De deelnemers aan de ‘WMG-goes-India’tour van Civiele Techniek kiezen niet voor gebouwen of bedrijfsinteresse, maar voor ontwikkelingswerk. Reiscommissielid Marijke Jaarsma: ,,De vakgroep waterbeheer, milieu en gezondheidstechniek is sterk gericht op ontwikkelingslanden, bijvoorbeeld met irrigatie-systemen, drinkwaterbereiding en afvalwaterverwerking. Voor het dispuut van deze vakgroep is de keuze voor een studiereis naar een ontwikkelingsland dus logisch. India heeft veel te bieden: het is groot, veelzijdig en sterk in ontwikkeling. Ze bezitten al de nodige kunstwerken en kennis, zodat wij er ook nog wat kunnen leren. De reis bood deelnemers tevens een goed beeld van hoe het is om daar te werken.”

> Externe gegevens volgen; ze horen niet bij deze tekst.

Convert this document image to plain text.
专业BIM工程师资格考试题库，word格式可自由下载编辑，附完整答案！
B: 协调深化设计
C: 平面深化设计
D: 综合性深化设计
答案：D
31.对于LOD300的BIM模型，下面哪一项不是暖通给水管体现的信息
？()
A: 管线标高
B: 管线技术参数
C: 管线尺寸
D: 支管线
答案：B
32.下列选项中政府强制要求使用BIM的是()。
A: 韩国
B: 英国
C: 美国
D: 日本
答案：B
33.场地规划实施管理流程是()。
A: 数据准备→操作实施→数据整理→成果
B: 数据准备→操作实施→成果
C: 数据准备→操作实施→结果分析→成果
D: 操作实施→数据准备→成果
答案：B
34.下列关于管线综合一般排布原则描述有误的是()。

Dat werk zal zwaar zijn, verwacht Jaarsma. ,,Om het daar vol te houden moet je echt een idealist zijn met doorzettingsvermogen. Zo bleek in Mirzapur, een stad met bijna 200 duizend inwoners. Daar is een nieuw riolerings- en afvalinzamelingssysteem ontwikkeld. Natuurlijk werkt dat niet optimaal. Volgens de Amerikaanse city-planner die de leiding over het project had, zijn Indiërs namelijk ontzettend passief; eigenlijk doen ze liever gewoon niets. Dat komt ook door het traditionele kastensysteem. Maar die Amerikaan kon overal een positieve draai aan geven. Op een gegeven moment werd het afval uit de stad voor zijn kantoor gedumpt en daar was hij heel blij om: het betekende dat het was opgehaald!”

Onderzoek

Poelman en Oude Elberink zijn positiever over de houding van de Chinezen: ,,Ze wilden best aan onze onderzoeken meewerken, maar dat komt misschien omdat wij veel omgingen met studenten. Ze zijn heel leergierig en fanatiek, willen vooruitkomen in het leven. De studenten zijn ook redelijk open en goed op de hoogte van alles, maar van tevoren hadden we wel afgesproken dat we het niet over het regime zouden hebben; daar kwamen we niet voor.”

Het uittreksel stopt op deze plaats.